Boeser’s winning strike not enough to earn him China ticket
VANCOUVER 4 LOS ANGELES 3 (OT)
LOS ANGELES — The Brock Boeser hype train has left the building and all it took was two words: “That release.”
How good was it? If the Chinese saw it, their government would be chartering a flight right now to get him there for this week’s 2017 NHL China Games, in which the Vancouver Canucks and Los Angeles Kings clash in Shanghai and Beijing.
Call it deadly, dangerous, or just flat out ridiculous, it was all NHL. Boeser won the Vancouver Canucks preseason opener 4-3 in Los Angeles on Saturday with a shot in overtime that fans will be referencing for the next month as they argue whether or not he should make the team.
From the sounds of it, you can put Jake Virtanen in the “damn straight” camp.
“You can’t get a shot better than that — holy,” Virtanen said. “That has to be one of the best shots I’ve ever seen live. Coming down the wing and he just goes shelf. And it was like he’s done it all the time — no celebration.”
Even Boeser’s reaction was perfect. He said he got lucky. He never meant to cut the puck through the defender’s legs. Sure.
But Canucks head coach Travis Green loved it.
“Humble kid. Says he got lucky? That’s good,” Green said.
It wasn’t enough to get Boeser to China. The Canucks are taking veterans to China.
Some of it is because of headoffice pressure. The NHL is trying to “sell the game.”
Overtly or implied, the league made sure the Canucks were keenly aware “a strong veteran presence” was required.
But did the Canucks have to go all-in? Was there not room in this experience for a few young players? How about one?
Boeser is the presumed guts of the future core of the Canucks. The mature goalscoring winger with that crazy release was among the Canucks’ most wellrounded players in the final games of the last season.
If you view the China experience as a carrot, he earned it. He also had lots to gain from a week spent hanging out with guys who could be his teammates for years. And also the Sedins.
This could be the twins’ last lap, and the sun is setting on opportunities for them to lead the young players. To some of us, the trip seemed like a big one.
The Canucks, however, see it differently.

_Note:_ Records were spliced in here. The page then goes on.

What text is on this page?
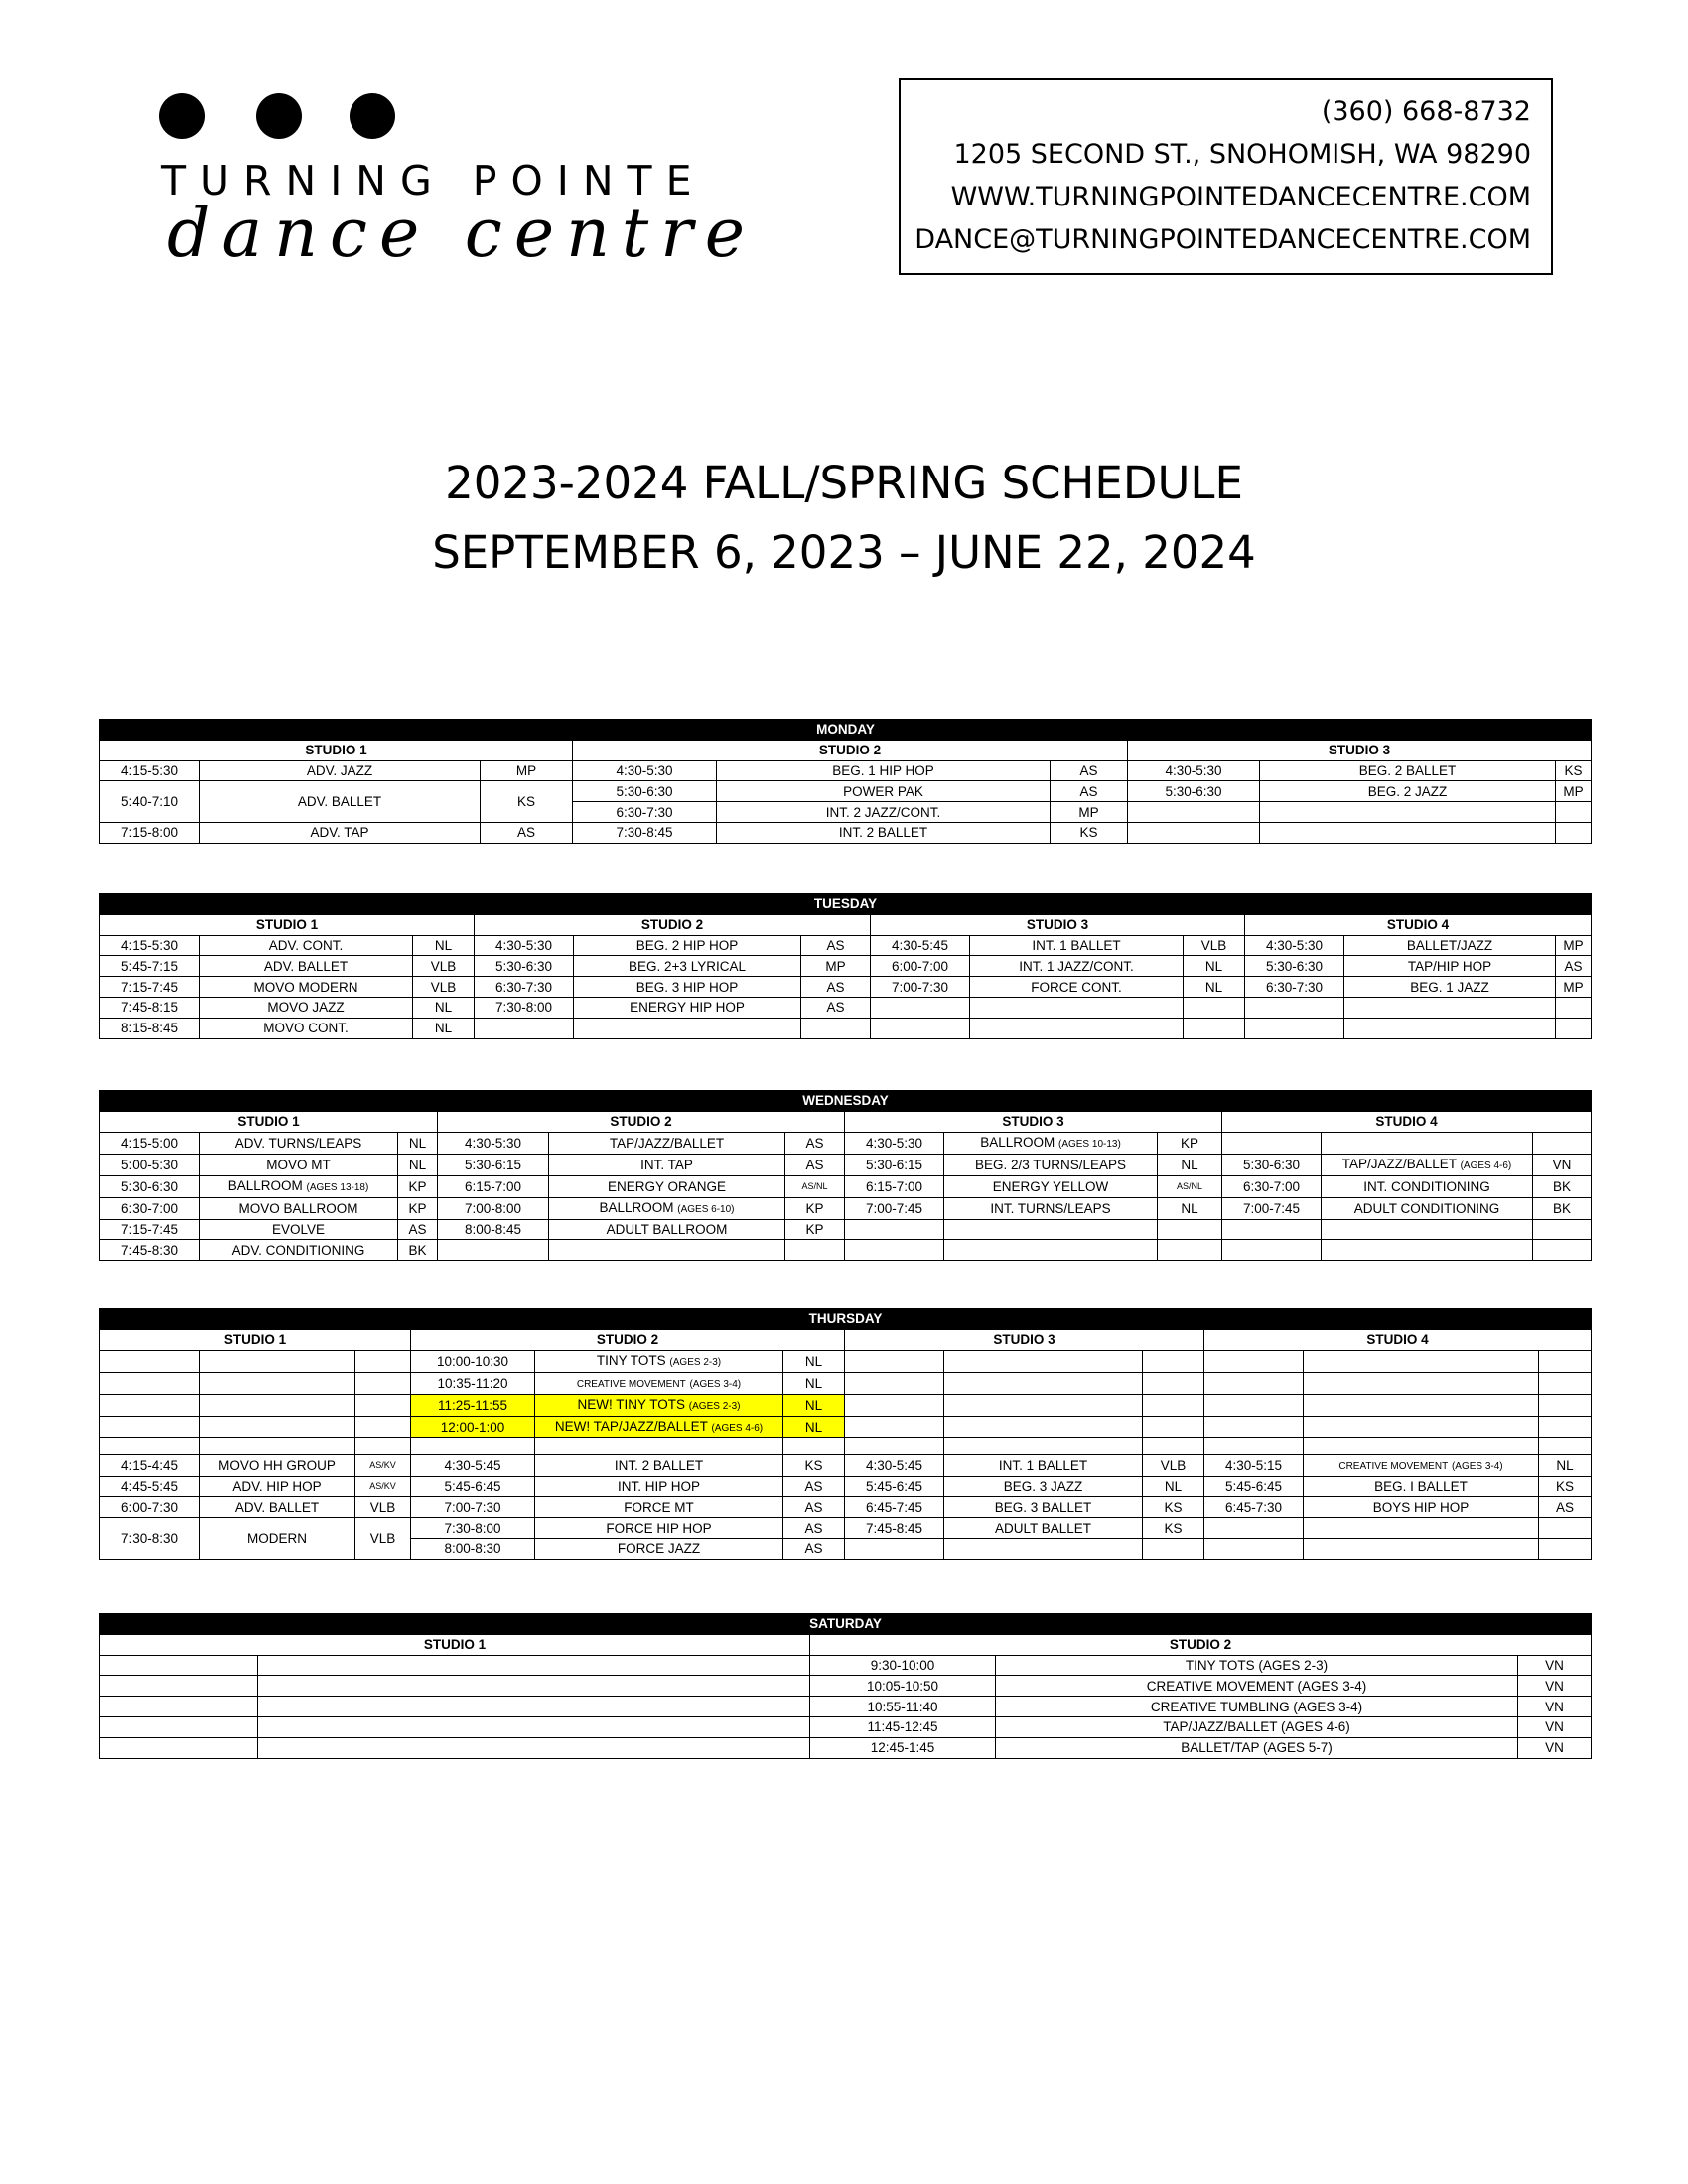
TURNING POINTE
dance centre
(360) 668-8732
1205 SECOND ST., SNOHOMISH, WA 98290
WWW.TURNINGPOINTEDANCECENTRE.COM
DANCE@TURNINGPOINTEDANCECENTRE.COM
2023-2024 FALL/SPRING SCHEDULE
SEPTEMBER 6, 2023 – JUNE 22, 2024
MONDAY								
STUDIO 1			STUDIO 2			STUDIO 3		
4:15-5:30	ADV. JAZZ	MP	4:30-5:30	BEG. 1 HIP HOP	AS	4:30-5:30	BEG. 2 BALLET	KS
5:40-7:10	ADV. BALLET	KS	5:30-6:30	POWER PAK	AS	5:30-6:30	BEG. 2 JAZZ	MP
			6:30-7:30	INT. 2 JAZZ/CONT.	MP			
7:15-8:00	ADV. TAP	AS	7:30-8:45	INT. 2 BALLET	KS			
TUESDAY											
STUDIO 1			STUDIO 2			STUDIO 3			STUDIO 4		
4:15-5:30	ADV. CONT.	NL	4:30-5:30	BEG. 2 HIP HOP	AS	4:30-5:45	INT. 1 BALLET	VLB	4:30-5:30	BALLET/JAZZ	MP
5:45-7:15	ADV. BALLET	VLB	5:30-6:30	BEG. 2+3 LYRICAL	MP	6:00-7:00	INT. 1 JAZZ/CONT.	NL	5:30-6:30	TAP/HIP HOP	AS
7:15-7:45	MOVO MODERN	VLB	6:30-7:30	BEG. 3 HIP HOP	AS	7:00-7:30	FORCE CONT.	NL	6:30-7:30	BEG. 1 JAZZ	MP
7:45-8:15	MOVO JAZZ	NL	7:30-8:00	ENERGY HIP HOP	AS						
8:15-8:45	MOVO CONT.	NL									
WEDNESDAY											
STUDIO 1			STUDIO 2			STUDIO 3			STUDIO 4		
4:15-5:00	ADV. TURNS/LEAPS	NL	4:30-5:30	TAP/JAZZ/BALLET	AS	4:30-5:30	BALLROOM (AGES 10-13)	KP			
5:00-5:30	MOVO MT	NL	5:30-6:15	INT. TAP	AS	5:30-6:15	BEG. 2/3 TURNS/LEAPS	NL	5:30-6:30	TAP/JAZZ/BALLET (AGES 4-6)	VN
5:30-6:30	BALLROOM (AGES 13-18)	KP	6:15-7:00	ENERGY ORANGE	AS/NL	6:15-7:00	ENERGY YELLOW	AS/NL	6:30-7:00	INT. CONDITIONING	BK
6:30-7:00	MOVO BALLROOM	KP	7:00-8:00	BALLROOM (AGES 6-10)	KP	7:00-7:45	INT. TURNS/LEAPS	NL	7:00-7:45	ADULT CONDITIONING	BK
7:15-7:45	EVOLVE	AS	8:00-8:45	ADULT BALLROOM	KP						
7:45-8:30	ADV. CONDITIONING	BK									
THURSDAY											
STUDIO 1			STUDIO 2			STUDIO 3			STUDIO 4		
			10:00-10:30	TINY TOTS (AGES 2-3)	NL						
			10:35-11:20	CREATIVE MOVEMENT (AGES 3-4)	NL						
			11:25-11:55	NEW! TINY TOTS (AGES 2-3)	NL						
			12:00-1:00	NEW! TAP/JAZZ/BALLET (AGES 4-6)	NL						

4:15-4:45	MOVO HH GROUP	AS/KV	4:30-5:45	INT. 2 BALLET	KS	4:30-5:45	INT. 1 BALLET	VLB	4:30-5:15	CREATIVE MOVEMENT (AGES 3-4)	NL
4:45-5:45	ADV. HIP HOP	AS/KV	5:45-6:45	INT. HIP HOP	AS	5:45-6:45	BEG. 3 JAZZ	NL	5:45-6:45	BEG. I BALLET	KS
6:00-7:30	ADV. BALLET	VLB	7:00-7:30	FORCE MT	AS	6:45-7:45	BEG. 3 BALLET	KS	6:45-7:30	BOYS HIP HOP	AS
7:30-8:30	MODERN	VLB	7:30-8:00	FORCE HIP HOP	AS	7:45-8:45	ADULT BALLET	KS			
			8:00-8:30	FORCE JAZZ	AS						
SATURDAY				
STUDIO 1		STUDIO 2		
		9:30-10:00	TINY TOTS (AGES 2-3)	VN
		10:05-10:50	CREATIVE MOVEMENT (AGES 3-4)	VN
		10:55-11:40	CREATIVE TUMBLING (AGES 3-4)	VN
		11:45-12:45	TAP/JAZZ/BALLET (AGES 4-6)	VN
		12:45-1:45	BALLET/TAP (AGES 5-7)	VN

“He’s going to be playing in games [back in Canada] and he’s going to be a go-to guy,” Vancouver general manager Jim Benning said. “It’s a long flight over there. They don’t get a lot of practice time. They play those two games. His best chance [is] this week and the rest of training camp. He can play 15 to 17 minutes a night in those games. Play in power-play situations and show us again what he can do.
“This is going to work out really good. The kids are going to get important minutes in important situations.”
Vancouver’s Brock Boeser, left, and Los Angeles’ Adrian Kempe battle for the puck.